The command produces all the subsets of (1,2,3,4,5), which is a list of 2^5=32 subsets. The 16th being (1,2,3). I want to know how to extract this by using its position (16th).
We could try by splitting (split) the matrix to a list of vectors for each list elements, concatenate c the output to flatten the list, and subset using the numeric index.
lst2 <- do.call(`c`,lapply(lst, function(x) split(x, col(x))))
lst2[[16]]
#[1] 1 2 3
Or instead of splitting the matrix output, we could use the FUN argument within combn to create list and then concatenate c using do.call
lst <- do.call(`c`,lapply(1:5, function(x) combn(5, x, FUN=list)))
lst[[16]]
#[1] 1 2 3
Or instead of do.call(c,..), we can use (contributed by #Marat Talipov)
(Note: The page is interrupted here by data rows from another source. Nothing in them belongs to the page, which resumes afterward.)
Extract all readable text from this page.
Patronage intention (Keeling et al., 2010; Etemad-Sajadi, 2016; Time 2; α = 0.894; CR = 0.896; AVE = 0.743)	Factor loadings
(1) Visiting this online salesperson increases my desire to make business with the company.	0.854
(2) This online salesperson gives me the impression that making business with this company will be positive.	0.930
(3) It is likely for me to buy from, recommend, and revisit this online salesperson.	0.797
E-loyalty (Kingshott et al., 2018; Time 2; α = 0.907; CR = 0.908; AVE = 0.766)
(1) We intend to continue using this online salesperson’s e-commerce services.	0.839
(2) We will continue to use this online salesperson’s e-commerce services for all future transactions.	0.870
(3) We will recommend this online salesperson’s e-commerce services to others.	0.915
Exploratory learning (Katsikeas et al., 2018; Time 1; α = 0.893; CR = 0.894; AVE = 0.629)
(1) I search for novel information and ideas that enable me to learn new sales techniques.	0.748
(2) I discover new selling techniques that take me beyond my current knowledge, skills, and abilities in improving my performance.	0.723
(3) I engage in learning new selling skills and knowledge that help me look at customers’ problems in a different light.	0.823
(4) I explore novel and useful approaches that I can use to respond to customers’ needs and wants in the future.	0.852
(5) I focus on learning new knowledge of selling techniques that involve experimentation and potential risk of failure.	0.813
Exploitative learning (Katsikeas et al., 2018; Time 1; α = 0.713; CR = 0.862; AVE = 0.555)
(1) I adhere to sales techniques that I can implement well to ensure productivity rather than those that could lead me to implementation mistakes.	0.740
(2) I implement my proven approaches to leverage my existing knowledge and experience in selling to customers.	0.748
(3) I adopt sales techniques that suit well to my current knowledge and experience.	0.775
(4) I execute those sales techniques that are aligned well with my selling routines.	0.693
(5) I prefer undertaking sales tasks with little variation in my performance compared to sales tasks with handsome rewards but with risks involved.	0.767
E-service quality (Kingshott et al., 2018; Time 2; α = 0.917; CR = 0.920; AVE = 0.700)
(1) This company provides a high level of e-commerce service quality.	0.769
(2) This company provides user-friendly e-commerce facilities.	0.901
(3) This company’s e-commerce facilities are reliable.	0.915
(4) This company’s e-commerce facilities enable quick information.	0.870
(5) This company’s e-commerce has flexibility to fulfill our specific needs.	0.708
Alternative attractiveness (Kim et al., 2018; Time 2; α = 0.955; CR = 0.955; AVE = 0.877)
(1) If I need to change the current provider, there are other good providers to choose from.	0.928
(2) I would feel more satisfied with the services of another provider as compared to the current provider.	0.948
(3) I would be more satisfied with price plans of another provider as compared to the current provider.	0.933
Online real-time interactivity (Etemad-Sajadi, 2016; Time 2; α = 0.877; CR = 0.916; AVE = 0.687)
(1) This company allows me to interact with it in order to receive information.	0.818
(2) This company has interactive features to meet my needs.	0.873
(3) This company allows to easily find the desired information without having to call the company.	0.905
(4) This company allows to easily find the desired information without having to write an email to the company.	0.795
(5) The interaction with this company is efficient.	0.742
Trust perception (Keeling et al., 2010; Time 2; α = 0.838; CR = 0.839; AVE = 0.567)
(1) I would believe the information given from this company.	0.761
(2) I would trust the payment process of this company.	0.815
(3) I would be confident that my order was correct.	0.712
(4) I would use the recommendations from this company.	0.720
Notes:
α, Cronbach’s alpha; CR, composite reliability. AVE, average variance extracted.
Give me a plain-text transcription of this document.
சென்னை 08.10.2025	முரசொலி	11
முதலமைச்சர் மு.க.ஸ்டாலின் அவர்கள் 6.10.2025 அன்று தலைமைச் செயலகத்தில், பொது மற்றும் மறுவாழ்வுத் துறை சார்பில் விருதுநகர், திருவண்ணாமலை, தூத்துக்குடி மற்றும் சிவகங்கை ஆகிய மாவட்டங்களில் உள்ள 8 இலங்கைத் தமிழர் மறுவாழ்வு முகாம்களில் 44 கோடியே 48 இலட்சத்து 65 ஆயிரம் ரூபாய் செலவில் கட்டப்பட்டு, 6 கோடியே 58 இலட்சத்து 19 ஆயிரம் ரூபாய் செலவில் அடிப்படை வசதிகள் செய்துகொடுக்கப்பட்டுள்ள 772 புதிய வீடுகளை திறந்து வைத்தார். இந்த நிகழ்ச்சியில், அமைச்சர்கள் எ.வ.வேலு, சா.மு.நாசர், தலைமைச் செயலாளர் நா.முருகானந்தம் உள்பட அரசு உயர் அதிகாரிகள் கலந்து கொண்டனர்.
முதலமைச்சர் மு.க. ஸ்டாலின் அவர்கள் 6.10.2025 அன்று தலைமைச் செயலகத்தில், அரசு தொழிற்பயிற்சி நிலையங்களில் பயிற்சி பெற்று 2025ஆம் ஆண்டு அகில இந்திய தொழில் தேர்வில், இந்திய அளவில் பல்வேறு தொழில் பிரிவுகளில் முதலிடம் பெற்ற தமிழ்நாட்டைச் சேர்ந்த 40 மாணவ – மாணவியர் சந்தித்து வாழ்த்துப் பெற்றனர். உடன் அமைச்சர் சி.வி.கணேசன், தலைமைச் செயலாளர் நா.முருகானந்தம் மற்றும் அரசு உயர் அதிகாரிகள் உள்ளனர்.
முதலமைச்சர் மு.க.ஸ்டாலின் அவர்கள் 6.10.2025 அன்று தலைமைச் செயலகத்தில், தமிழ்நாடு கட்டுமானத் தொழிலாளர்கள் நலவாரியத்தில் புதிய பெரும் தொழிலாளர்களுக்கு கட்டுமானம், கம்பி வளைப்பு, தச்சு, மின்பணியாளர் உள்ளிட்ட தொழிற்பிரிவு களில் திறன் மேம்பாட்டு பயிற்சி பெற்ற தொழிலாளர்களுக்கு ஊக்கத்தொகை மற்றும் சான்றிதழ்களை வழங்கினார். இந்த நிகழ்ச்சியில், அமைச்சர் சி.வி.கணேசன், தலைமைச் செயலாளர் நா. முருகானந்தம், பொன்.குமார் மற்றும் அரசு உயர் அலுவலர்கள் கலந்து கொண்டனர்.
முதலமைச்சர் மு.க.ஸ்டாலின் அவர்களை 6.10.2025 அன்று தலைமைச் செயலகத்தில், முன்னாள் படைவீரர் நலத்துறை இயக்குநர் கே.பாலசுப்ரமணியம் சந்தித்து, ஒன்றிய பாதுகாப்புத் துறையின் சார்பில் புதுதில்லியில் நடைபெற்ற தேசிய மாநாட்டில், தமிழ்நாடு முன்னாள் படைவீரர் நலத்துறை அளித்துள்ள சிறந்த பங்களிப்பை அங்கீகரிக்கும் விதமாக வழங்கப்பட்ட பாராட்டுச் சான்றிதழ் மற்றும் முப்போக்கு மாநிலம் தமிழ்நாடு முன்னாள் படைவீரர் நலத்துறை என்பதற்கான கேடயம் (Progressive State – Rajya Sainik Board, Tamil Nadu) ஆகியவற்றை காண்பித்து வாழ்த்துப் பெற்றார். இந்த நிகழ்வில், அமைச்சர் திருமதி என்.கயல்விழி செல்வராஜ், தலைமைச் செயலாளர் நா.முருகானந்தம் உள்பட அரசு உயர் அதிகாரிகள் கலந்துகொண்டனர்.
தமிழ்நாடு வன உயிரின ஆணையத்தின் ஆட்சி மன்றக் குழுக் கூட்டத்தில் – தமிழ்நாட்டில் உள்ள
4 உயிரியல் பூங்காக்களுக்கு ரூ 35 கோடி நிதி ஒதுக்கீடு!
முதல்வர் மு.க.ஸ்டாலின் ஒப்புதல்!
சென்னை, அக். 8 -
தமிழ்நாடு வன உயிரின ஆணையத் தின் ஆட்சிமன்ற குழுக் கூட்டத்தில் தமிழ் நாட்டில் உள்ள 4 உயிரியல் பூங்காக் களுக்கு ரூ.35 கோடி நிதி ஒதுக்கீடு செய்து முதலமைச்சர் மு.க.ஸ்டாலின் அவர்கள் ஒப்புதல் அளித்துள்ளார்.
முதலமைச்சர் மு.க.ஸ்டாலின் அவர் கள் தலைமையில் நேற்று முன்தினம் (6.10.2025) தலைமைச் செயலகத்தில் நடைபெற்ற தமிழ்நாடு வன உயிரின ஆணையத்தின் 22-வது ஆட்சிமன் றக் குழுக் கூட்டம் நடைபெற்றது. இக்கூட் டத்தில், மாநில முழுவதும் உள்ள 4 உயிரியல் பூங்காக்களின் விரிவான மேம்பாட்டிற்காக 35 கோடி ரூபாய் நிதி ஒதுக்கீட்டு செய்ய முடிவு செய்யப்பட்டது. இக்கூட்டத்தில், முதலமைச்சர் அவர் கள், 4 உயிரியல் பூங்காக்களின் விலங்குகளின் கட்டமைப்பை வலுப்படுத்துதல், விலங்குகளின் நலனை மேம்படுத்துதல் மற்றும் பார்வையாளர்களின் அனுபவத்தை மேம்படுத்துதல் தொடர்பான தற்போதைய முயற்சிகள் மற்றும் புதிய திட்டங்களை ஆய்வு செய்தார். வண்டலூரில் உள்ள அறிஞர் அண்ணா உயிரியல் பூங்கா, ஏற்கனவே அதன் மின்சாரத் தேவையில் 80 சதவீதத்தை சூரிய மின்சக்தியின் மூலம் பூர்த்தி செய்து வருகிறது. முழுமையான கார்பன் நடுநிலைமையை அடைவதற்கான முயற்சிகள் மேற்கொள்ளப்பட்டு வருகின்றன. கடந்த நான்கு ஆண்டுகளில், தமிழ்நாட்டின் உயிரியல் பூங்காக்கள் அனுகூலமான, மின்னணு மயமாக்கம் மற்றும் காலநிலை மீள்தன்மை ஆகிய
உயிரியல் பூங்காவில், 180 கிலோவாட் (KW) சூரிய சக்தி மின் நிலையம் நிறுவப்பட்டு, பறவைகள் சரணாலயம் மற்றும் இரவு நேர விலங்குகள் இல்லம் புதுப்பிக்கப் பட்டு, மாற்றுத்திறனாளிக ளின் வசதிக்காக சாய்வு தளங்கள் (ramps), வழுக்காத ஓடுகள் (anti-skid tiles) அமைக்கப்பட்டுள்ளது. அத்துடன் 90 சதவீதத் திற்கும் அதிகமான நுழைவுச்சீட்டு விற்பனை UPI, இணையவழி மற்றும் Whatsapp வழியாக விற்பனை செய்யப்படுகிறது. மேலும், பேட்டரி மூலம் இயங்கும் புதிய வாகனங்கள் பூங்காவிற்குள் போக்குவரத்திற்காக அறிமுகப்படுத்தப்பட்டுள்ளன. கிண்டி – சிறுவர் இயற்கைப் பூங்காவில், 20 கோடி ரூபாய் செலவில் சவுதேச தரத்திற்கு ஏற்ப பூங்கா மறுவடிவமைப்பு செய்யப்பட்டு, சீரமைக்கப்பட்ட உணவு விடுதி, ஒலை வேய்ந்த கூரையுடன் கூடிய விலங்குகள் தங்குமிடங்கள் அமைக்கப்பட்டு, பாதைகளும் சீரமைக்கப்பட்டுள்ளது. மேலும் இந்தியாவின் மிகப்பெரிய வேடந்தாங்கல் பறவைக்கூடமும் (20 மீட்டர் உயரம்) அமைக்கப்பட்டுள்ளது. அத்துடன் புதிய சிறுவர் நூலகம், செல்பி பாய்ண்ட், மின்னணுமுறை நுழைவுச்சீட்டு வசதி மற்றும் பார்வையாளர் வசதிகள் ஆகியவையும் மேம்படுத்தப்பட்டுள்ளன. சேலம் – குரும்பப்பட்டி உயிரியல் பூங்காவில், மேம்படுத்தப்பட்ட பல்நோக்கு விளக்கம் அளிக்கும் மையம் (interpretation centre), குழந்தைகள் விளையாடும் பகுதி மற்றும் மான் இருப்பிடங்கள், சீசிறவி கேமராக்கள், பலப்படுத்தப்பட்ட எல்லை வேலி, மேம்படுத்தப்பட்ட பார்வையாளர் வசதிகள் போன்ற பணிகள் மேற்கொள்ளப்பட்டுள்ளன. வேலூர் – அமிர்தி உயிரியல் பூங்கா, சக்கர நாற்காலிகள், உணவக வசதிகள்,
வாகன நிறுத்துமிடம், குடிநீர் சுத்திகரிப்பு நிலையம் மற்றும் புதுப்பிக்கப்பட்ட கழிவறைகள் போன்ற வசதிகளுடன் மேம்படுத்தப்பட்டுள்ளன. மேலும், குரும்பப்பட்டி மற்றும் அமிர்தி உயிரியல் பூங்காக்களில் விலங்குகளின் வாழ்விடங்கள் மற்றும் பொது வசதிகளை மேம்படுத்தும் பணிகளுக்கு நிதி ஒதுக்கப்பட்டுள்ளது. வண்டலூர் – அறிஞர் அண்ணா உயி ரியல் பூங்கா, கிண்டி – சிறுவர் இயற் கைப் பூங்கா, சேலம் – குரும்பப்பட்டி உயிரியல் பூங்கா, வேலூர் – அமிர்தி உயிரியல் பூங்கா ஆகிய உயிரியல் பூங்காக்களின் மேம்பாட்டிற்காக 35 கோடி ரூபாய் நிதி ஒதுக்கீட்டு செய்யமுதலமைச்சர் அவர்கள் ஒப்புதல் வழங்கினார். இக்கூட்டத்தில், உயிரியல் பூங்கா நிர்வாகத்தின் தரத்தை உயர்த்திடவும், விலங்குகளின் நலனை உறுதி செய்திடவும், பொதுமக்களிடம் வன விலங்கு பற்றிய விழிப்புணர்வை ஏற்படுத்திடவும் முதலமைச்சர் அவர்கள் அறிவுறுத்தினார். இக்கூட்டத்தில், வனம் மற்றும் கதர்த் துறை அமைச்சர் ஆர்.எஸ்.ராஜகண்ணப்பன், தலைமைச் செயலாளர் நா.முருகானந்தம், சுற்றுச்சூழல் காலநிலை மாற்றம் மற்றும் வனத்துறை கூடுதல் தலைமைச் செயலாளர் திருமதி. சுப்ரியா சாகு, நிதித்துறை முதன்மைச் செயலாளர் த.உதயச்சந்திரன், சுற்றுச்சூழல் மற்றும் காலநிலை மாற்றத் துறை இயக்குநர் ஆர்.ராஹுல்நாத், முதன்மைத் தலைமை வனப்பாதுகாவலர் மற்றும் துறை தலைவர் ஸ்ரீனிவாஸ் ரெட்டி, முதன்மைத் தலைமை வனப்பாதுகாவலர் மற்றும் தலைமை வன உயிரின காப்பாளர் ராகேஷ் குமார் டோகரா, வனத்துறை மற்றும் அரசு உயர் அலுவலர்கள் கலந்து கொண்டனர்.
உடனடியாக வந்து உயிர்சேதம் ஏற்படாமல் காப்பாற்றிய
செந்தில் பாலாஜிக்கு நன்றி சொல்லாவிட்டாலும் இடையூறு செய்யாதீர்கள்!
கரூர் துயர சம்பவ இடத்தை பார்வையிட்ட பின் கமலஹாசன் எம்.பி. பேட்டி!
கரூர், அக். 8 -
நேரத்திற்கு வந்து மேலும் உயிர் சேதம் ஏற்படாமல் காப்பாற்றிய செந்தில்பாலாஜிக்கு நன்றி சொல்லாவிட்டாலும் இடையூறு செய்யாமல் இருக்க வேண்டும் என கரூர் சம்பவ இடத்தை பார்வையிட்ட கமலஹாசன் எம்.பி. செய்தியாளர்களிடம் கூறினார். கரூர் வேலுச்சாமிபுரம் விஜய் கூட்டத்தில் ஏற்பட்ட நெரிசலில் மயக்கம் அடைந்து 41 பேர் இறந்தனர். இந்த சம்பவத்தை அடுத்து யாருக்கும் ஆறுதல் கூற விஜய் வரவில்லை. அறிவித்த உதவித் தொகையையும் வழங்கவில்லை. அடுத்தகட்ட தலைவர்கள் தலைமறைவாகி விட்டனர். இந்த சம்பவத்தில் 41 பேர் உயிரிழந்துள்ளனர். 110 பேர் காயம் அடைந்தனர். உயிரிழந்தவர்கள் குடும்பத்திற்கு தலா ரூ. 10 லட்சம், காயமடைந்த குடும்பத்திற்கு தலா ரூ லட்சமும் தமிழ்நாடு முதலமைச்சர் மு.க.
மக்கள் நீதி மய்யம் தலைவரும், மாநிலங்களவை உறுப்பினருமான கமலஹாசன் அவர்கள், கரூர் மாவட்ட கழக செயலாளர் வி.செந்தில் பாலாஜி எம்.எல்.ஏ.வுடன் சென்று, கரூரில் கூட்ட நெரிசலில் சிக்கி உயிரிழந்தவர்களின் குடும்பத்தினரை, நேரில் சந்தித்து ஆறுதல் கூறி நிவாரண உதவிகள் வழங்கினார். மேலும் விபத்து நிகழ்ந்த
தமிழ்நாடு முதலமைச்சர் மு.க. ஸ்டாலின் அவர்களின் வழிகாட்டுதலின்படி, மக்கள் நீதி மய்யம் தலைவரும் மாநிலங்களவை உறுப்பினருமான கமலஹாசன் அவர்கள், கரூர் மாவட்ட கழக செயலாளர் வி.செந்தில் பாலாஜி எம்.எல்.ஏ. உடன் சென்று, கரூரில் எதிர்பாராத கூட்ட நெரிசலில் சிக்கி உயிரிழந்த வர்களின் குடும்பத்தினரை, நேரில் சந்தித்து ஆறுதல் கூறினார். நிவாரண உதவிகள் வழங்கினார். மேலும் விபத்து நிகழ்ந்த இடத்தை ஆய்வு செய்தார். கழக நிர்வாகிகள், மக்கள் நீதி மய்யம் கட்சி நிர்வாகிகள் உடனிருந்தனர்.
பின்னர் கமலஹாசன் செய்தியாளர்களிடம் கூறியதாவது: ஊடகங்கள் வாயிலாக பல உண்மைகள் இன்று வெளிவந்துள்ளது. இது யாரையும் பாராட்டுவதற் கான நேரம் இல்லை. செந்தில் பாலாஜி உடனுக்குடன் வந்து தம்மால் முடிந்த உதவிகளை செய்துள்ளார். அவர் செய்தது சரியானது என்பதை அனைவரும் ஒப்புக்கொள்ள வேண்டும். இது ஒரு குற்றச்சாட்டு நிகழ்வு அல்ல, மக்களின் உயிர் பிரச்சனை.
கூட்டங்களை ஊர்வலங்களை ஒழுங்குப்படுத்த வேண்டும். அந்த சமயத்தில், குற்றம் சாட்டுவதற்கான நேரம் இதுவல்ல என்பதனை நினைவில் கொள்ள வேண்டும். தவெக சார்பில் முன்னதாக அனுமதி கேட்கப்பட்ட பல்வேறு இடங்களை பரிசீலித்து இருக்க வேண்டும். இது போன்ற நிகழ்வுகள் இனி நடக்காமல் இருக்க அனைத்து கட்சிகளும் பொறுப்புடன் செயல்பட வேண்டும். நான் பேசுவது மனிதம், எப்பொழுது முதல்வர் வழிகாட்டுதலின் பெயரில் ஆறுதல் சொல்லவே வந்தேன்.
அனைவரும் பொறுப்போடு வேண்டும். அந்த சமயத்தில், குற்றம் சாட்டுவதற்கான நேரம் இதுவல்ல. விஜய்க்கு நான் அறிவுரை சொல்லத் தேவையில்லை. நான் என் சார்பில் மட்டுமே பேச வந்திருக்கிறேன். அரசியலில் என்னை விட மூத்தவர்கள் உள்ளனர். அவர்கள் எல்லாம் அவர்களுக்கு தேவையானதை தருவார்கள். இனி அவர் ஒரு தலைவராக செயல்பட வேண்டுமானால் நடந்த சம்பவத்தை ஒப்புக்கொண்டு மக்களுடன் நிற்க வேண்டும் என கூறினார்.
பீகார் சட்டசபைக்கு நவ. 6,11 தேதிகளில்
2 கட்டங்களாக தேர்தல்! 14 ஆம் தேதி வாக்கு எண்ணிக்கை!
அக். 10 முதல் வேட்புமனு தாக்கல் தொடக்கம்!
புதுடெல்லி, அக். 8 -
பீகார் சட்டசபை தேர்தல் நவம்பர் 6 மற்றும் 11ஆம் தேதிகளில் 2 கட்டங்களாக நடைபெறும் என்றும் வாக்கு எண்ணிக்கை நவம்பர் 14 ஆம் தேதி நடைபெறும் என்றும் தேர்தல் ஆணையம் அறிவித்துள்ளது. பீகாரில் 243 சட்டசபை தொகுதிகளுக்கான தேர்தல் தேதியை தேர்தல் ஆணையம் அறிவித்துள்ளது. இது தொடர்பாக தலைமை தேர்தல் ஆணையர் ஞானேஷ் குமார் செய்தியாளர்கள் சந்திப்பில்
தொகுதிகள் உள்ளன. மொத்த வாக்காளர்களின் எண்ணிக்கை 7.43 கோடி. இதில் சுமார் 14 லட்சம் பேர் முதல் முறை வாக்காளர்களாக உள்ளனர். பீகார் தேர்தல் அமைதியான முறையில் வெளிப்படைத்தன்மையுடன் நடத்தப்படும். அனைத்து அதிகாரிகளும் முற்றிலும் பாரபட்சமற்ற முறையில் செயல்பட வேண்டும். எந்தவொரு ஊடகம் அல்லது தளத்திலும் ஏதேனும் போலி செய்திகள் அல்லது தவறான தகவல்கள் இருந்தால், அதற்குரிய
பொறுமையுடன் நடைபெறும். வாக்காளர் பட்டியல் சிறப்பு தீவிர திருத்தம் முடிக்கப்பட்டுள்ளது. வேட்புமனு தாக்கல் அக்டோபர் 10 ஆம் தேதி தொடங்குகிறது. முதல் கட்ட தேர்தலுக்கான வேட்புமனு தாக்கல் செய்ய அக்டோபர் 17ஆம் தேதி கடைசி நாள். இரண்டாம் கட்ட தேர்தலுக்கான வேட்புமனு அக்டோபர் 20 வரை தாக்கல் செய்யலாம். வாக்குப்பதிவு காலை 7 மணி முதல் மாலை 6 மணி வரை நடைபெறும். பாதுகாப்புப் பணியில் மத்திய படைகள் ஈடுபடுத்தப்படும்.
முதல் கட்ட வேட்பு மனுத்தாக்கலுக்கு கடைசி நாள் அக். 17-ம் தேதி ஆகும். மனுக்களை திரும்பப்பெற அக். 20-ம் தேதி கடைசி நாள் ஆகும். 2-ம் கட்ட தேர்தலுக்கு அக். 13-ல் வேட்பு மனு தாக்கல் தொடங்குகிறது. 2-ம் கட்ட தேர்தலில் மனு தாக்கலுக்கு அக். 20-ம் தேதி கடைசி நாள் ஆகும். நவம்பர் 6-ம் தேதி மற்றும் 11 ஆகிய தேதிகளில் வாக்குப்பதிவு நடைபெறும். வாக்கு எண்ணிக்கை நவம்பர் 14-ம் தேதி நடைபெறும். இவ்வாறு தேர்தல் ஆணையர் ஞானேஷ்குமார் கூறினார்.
lst <- unlist(lapply(1:5, function(x)
combn(5, x, FUN=list)), recursive=FALSE)
data
lst <- lapply(1:5, function(x) combn(5,x))
I would rather consider producing the right data instead of looping again on them :)
lst = Reduce('c', lapply(1:5, function(x) as.list(data.frame(combn(5,x)))))
> lst[[16]]
[1] 1 2 3